There’s something about Japan…

Why did I visit Japan?

I expected to enjoy the food and the scenery; I anticipated seeing cutting-edge technology; I already knew from working with them that I liked Japanese people. The country seemed slightly exotic without being intimidating. A tour of Japan felt like a suitably ‘special’ holiday to mark my retirement, especially as we chose the cherry blossom tour which takes place around the time of our wedding anniversary.

Many Japanese celebrate cherry blossom season with a hanami party, which is a picnic under the cherry trees. On day two of the tour, our group was going to enjoy its very own hanami party! Unfortunately, the weather was poor, cold and wet, and we picnicked in the rain. Our tour guide had prepared copies of a traditional Japanese cherry blossom song for us to sing, and provided a recorded accompaniment. We sang it. It all felt a little silly.

Until the next day.

We took a boat trip on the Sumida River, and there, in the background, was the cherry blossom song, ‘Sakura, Sakura’, we had sung the day before. Suddenly, the symbolism of cherry blossom made perfect emotional sense. I don’t think I can explain it; it’s something you need to experience before you can even begin to understand it. It goes way beyond the obvious reading of the transience of beauty.

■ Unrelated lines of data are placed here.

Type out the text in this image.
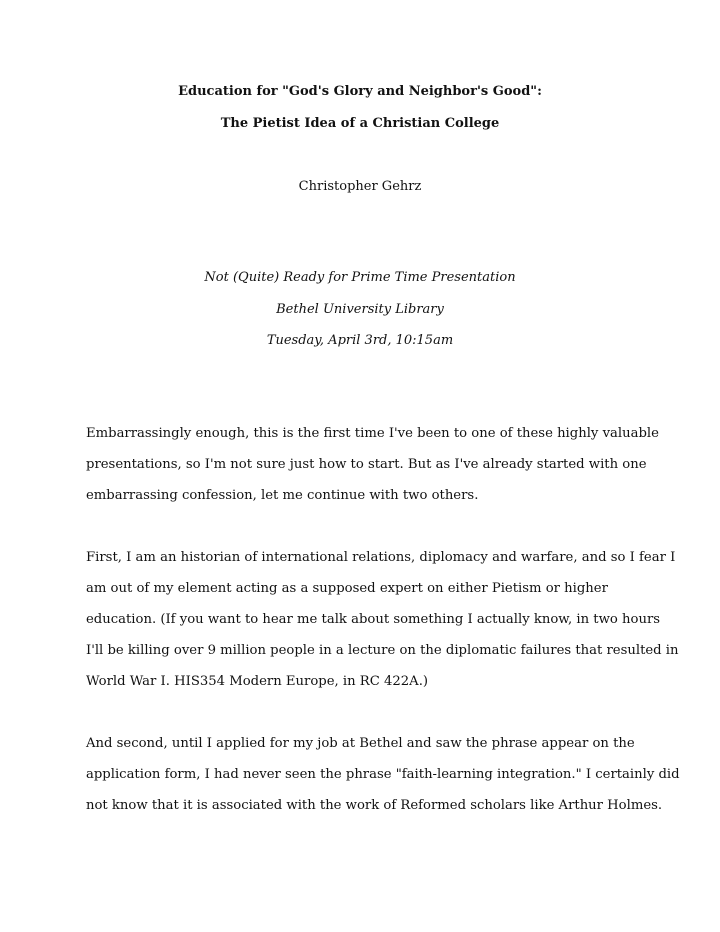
Education for "God's Glory and Neighbor's Good":
The Pietist Idea of a Christian College
Christopher Gehrz
Not (Quite) Ready for Prime Time Presentation
Bethel University Library
Tuesday, April 3rd, 10:15am
Embarrassingly enough, this is the first time I've been to one of these highly valuable
presentations, so I'm not sure just how to start. But as I've already started with one
embarrassing confession, let me continue with two others.
First, I am an historian of international relations, diplomacy and warfare, and so I fear I
am out of my element acting as a supposed expert on either Pietism or higher
education. (If you want to hear me talk about something I actually know, in two hours
I'll be killing over 9 million people in a lecture on the diplomatic failures that resulted in
World War I. HIS354 Modern Europe, in RC 422A.)
And second, until I applied for my job at Bethel and saw the phrase appear on the
application form, I had never seen the phrase "faith-learning integration." I certainly did
not know that it is associated with the work of Reformed scholars like Arthur Holmes.
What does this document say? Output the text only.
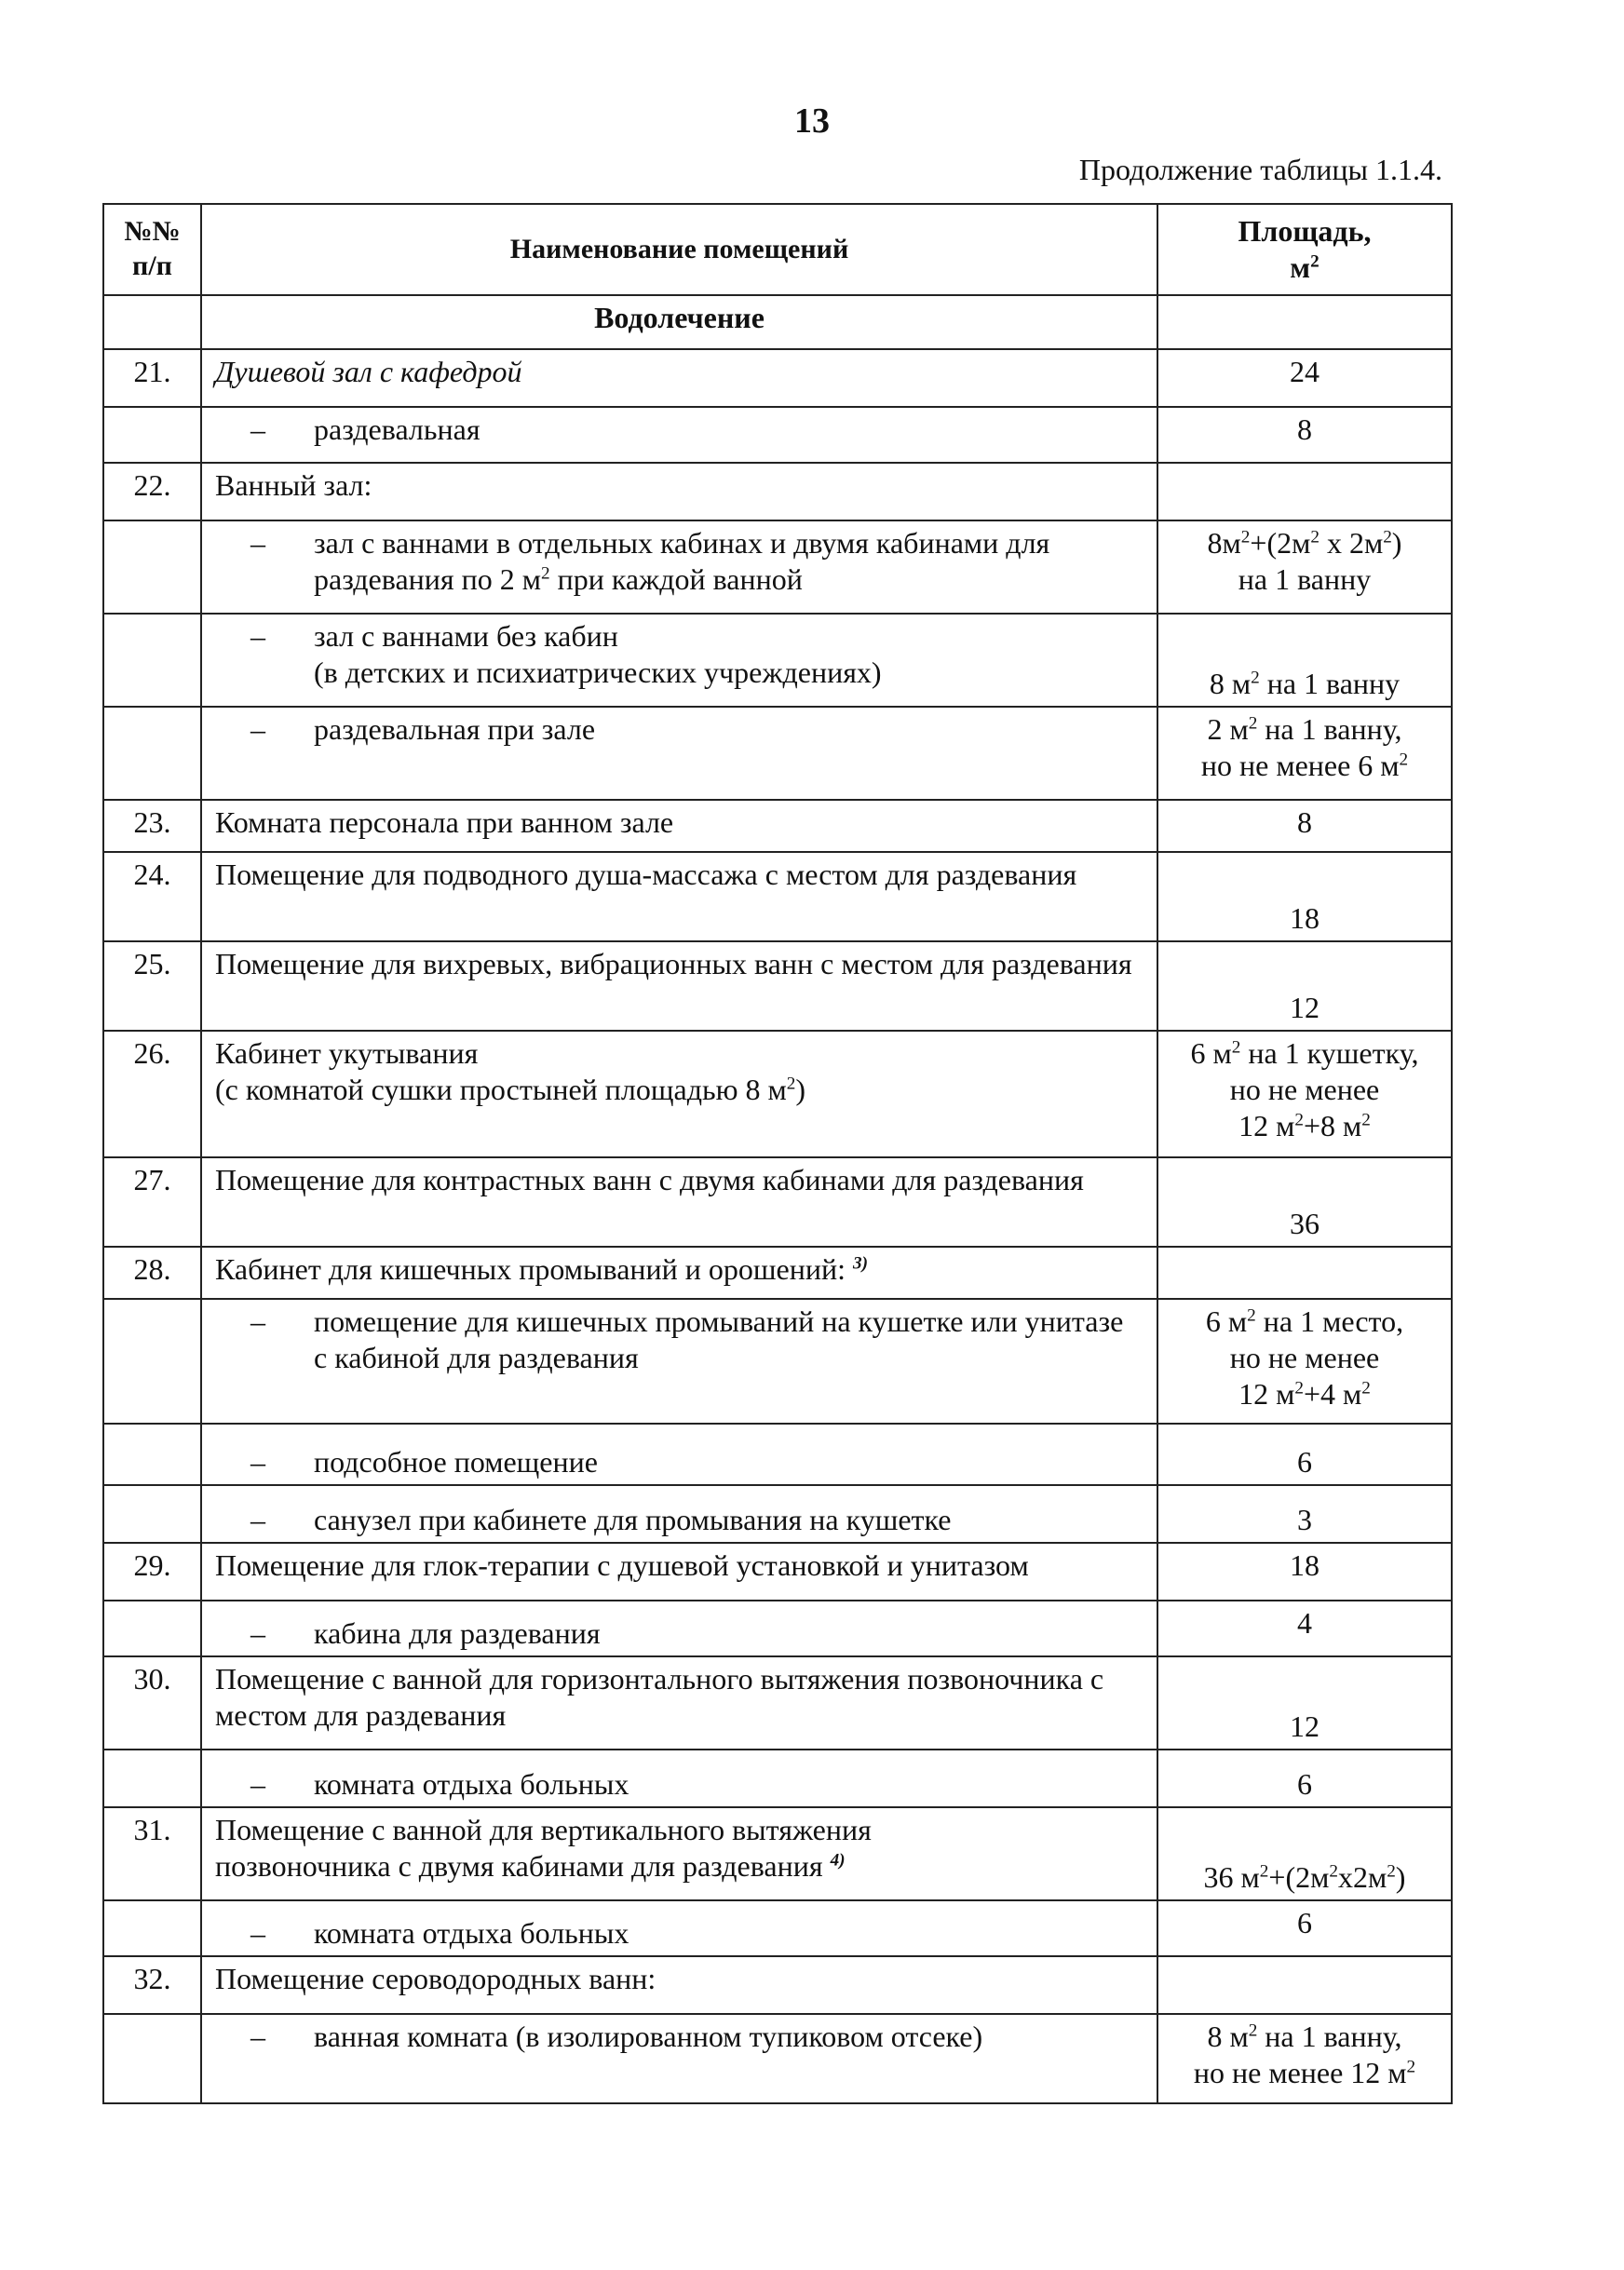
13
Продолжение таблицы 1.1.4.
№№
п/п	Наименование помещений	Площадь,
$м^2$
	Водолечение	
21.	Душевой зал с кафедрой	24

	– раздевальная	8
22.	Ванный зал:	

	– зал с ваннами в отдельных кабинах и двумя кабинами для раздевания по 2 $м^2$ при каждой ванной	$8м^2+(2м^2$ x $2м^2$)
на 1 ванну

	– зал с ваннами без кабин
(в детских и психиатрических учреждениях)	8 $м^2$ на 1 ванну

	– раздевальная при зале	2 $м^2$ на 1 ванну,
но не менее 6 $м^2$
23.	Комната персонала при ванном зале	8
24.	Помещение для подводного душа-массажа с местом для раздевания	18
25.	Помещение для вихревых, вибрационных ванн с местом для раздевания	12
26.	Кабинет укутывания
(с комнатой сушки простыней площадью 8 $м^2$)	6 $м^2$ на 1 кушетку,
но не менее
12 $м^2+8$ $м^2$
27.	Помещение для контрастных ванн с двумя кабинами для раздевания	36
28.	Кабинет для кишечных промываний и орошений: $^{3)}$	

	– помещение для кишечных промываний на кушетке или унитазе с кабиной для раздевания	6 $м^2$ на 1 место,
но не менее
12 $м^2+4$ $м^2$

	– подсобное помещение	6

	– санузел при кабинете для промывания на кушетке	3
29.	Помещение для глок-терапии с душевой установкой и унитазом	18

	– кабина для раздевания	4
30.	Помещение с ванной для горизонтального вытяжения позвоночника с местом для раздевания	12

	– комната отдыха больных	6
31.	Помещение с ванной для вертикального вытяжения
позвоночника с двумя кабинами для раздевания $^{4)}$	36 $м^2+(2м^2х2м^2)$

	– комната отдыха больных	6
32.	Помещение сероводородных ванн:	

	– ванная комната (в изолированном тупиковом отсеке)	8 $м^2$ на 1 ванну,
но не менее 12 $м^2$
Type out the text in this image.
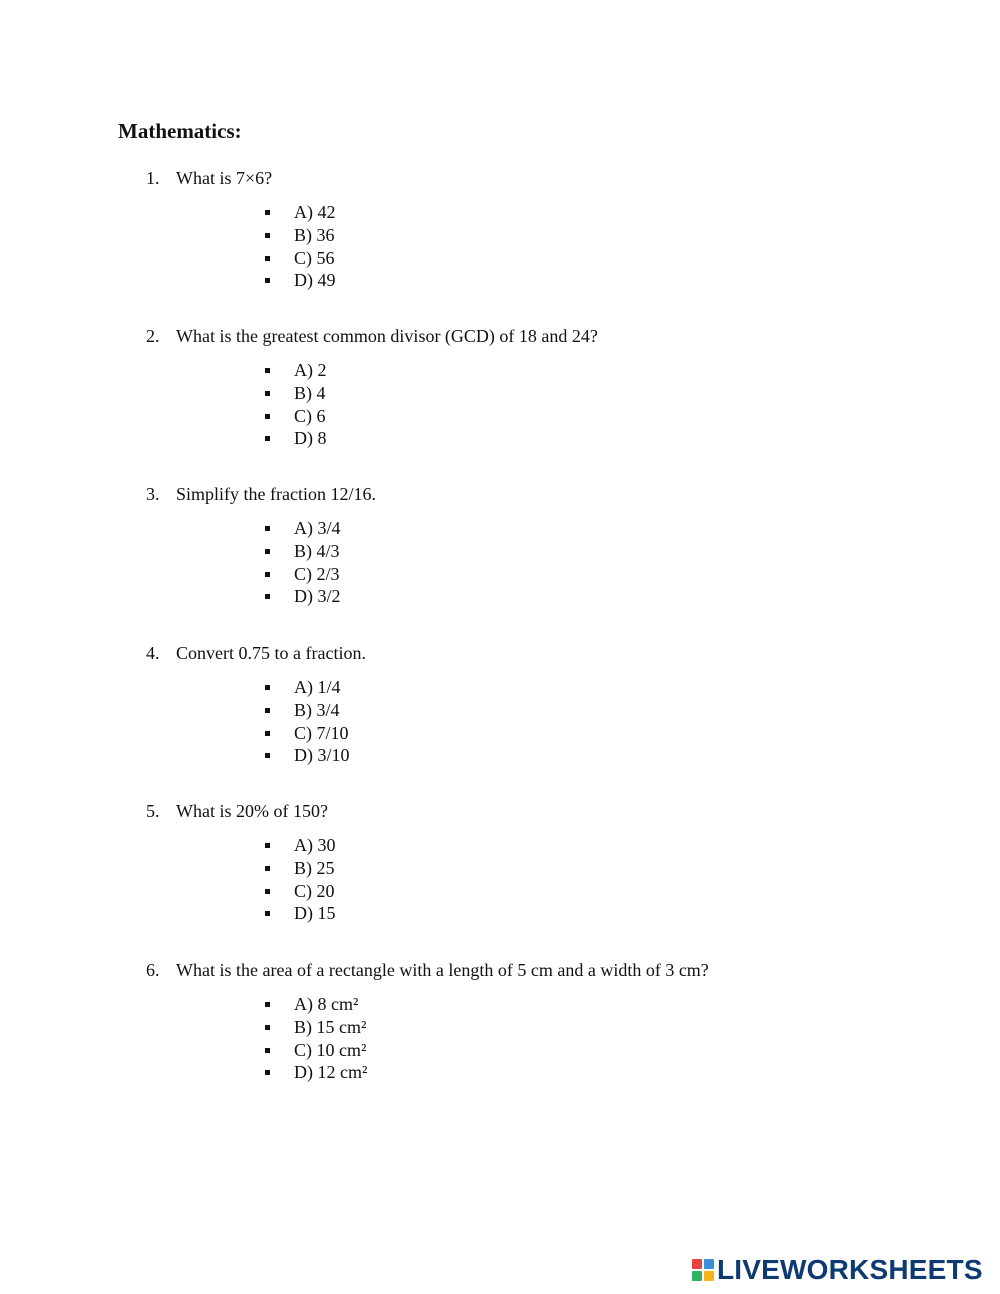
Mathematics:
1. What is 7×6?
A) 42
B) 36
C) 56
D) 49
2. What is the greatest common divisor (GCD) of 18 and 24?
A) 2
B) 4
C) 6
D) 8
3. Simplify the fraction 12/16.
A) 3/4
B) 4/3
C) 2/3
D) 3/2
4. Convert 0.75 to a fraction.
A) 1/4
B) 3/4
C) 7/10
D) 3/10
5. What is 20% of 150?
A) 30
B) 25
C) 20
D) 15
6. What is the area of a rectangle with a length of 5 cm and a width of 3 cm?
A) 8 cm²
B) 15 cm²
C) 10 cm²
D) 12 cm²
LIVEWORKSHEETS
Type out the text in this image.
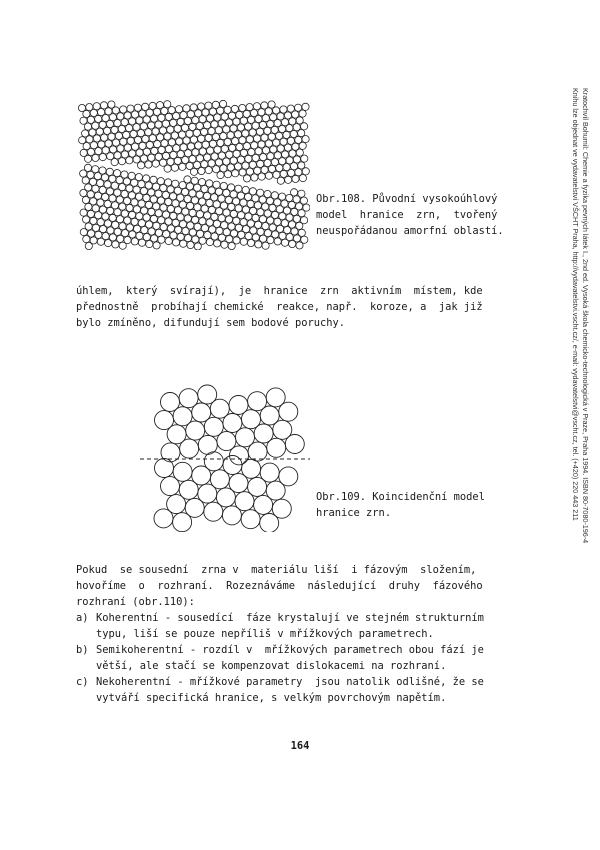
Kratochvíl Bohumil: Chemie a fyzika pevných látek I., 2nd ed. Vysoká škola chemicko-technologická v Praze, Praha 1994. ISBN 80-7080-196-4
Knihu lze objednat ve vydavatelství VŠCHT Praha, http://vydavatelstvi.vscht.cz/, e-mail: vydavatelstvi@vscht.cz, tel. (+420) 220 443 211
Obr.108. Původní vysokoúhlový
model  hranice  zrn,  tvořený
neuspořádanou amorfní oblastí.
úhlem,  který  svírají),  je  hranice  zrn  aktivním  místem, kde
přednostně  probíhají chemické  reakce, např.  koroze, a  jak již
bylo zmíněno, difundují sem bodové poruchy.
Obr.109. Koincidenční model
hranice zrn.
Pokud  se sousední  zrna v  materiálu liší  i fázovým  složením,
hovoříme  o  rozhraní.  Rozeznáváme  následující  druhy  fázového
rozhraní (obr.110):
a) Koherentní - sousedící  fáze krystalují ve stejném strukturním
typu, liší se pouze nepříliš v mřížkových parametrech.
b) Semikoherentní - rozdíl v  mřížkových parametrech obou fází je
větší, ale stačí se kompenzovat dislokacemi na rozhraní.
c) Nekoherentní - mřížkové parametry  jsou natolik odlišné, že se
vytváří specifická hranice, s velkým povrchovým napětím.
164
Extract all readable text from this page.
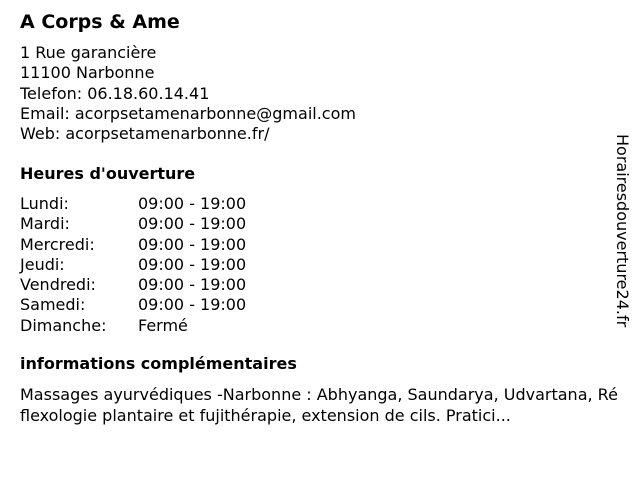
A Corps & Ame
1 Rue garancière
11100 Narbonne
Telefon: 06.18.60.14.41
Email: acorpsetamenarbonne@gmail.com
Web: acorpsetamenarbonne.fr/
Heures d'ouverture
Lundi:	09:00 - 19:00
Mardi:	09:00 - 19:00
Mercredi:	09:00 - 19:00
Jeudi:	09:00 - 19:00
Vendredi:	09:00 - 19:00
Samedi:	09:00 - 19:00
Dimanche:	Fermé
informations complémentaires
Massages ayurvédiques -Narbonne : Abhyanga, Saundarya, Udvartana, Réflexologie plantaire et fujithérapie, extension de cils. Pratici...
Horairesdouverture24.fr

Then, a few days later, Mount Fuji. What is it about that peak that makes it so potent? I’m not Japanese; it’s not a national icon of mine; and yet seeing it evoked a sense of awe in me. And it wasn’t just my response. We were travelling by bus, and the whole busload of us  gasped (and I really mean that – you could hear the sharp intake of breath) as we first saw the mountain.

Mount Fuji 2 170413

In the afternoon, I walked a short way along the ancient Tokkaido highway, which is planted on either side with 400-year-old cedars. There was one especially majestic tree. I stopped and rested my hand against its trunk. Abruptly I felt…disrespectful. I felt as though it would have been more appropriate to have bowed to the tree.

The next day we saw the Miyako Odori. I have rarely watched a performance of such intensity. I understand some of the theatrical devices that made it so powerful, but there’s more to it than that. Once again, it leads back to cherry blossom, the exquisite beauty of the world that humans are privileged to share for a short period.

Miyajima 170413

This holiday has changed me. A small part of that change is that I feel more tranquil. I haven’t changed my religious belief; I’m certainly not a Shintoist, or an animist; but I’ve experienced emotional responses that go beyond my ability to understand or describe them more than superficially. I’m glad of those experiences; I’m the richer for them.

It was a good holiday. Thank you, Japan!

A picnic in the rain

The weather forecast today for Tokyo was for rain and a maximum temperature of 6°C. It helpfully added that 6°C would feel like 1°C. So where was I at 12:30? In the Imperial Palace Outer Garden, eating a picnic in the rain, on a plastic sheet, with no shoes on. Yes, you read that correctly; I had no shoes on. To be fair, the food was both tasty and filling.

Tokyo cherry blossom picnic 170401

And we were, too, under a magnificent cherry tree in almost full bloom. I am sure this will bring me enormous good fortune over the next twelve months, just as soon as I’ve recovered from the pneumonia. We sang a song about the blossom

“Sakura, sakura, yayoi no sarawa miwatasu kagiri

Kasumika kumokanioi zo izuru, izaya izaya mini yukan.”

In the morning we had visited the Tsukiji fish market. This is made up of an outer market, which has unrestricted public access. It’s a maze of literally hundreds of small retail outlets, which are not food stalls exactly, but I struggle to call them shops, as they are completely open to the street at the front. They sell fish, fish derivatives (like flaked bonito tuna), fruit and veg, processed fruit and veg, and general small items. And there are lots and lots of micro-eateries mostly with disproportionately long queues. It’s crowded.

Tokyo fish market outer 170401

The inner market is where the serious business takes place, with £15m of fish being traded every day, and a where a large tuna can fetch hundreds of thousands of dollars. Public access is restricted to a period after 10:00, when the busiest time is past. Again, it’s crowded. It’s also hazardous, with motorised trolleys whizzing unexpectedly round corners. They have de facto right of way; pedestrians must dodge! The visit was very worthwhile, because it gave us a view of some of the things that happen behind the scenes to enable visitors like me, and of course the residents of the city, to enjoy our daily life. Here are people working in cold, wet, crowded, hazardous conditions, for not very much money. For them, life is hard, and we could see that it was.

After our picnic, we strolled in the Imperial Palace Eastern Garden.

Tokyo cherry blossom 170401

There are castle ruins, a pond with koi, and a small museum with woodblock prints. And some of them are beautiful, indeed, one of them is amongst the most beautiful objects I’ve ever seen in my life and I shall never forget it. It depicted rain at dawn on a shrine. The light from the rising sun was wonderfully captured, and the shrine glowed translucent. Utter perfection!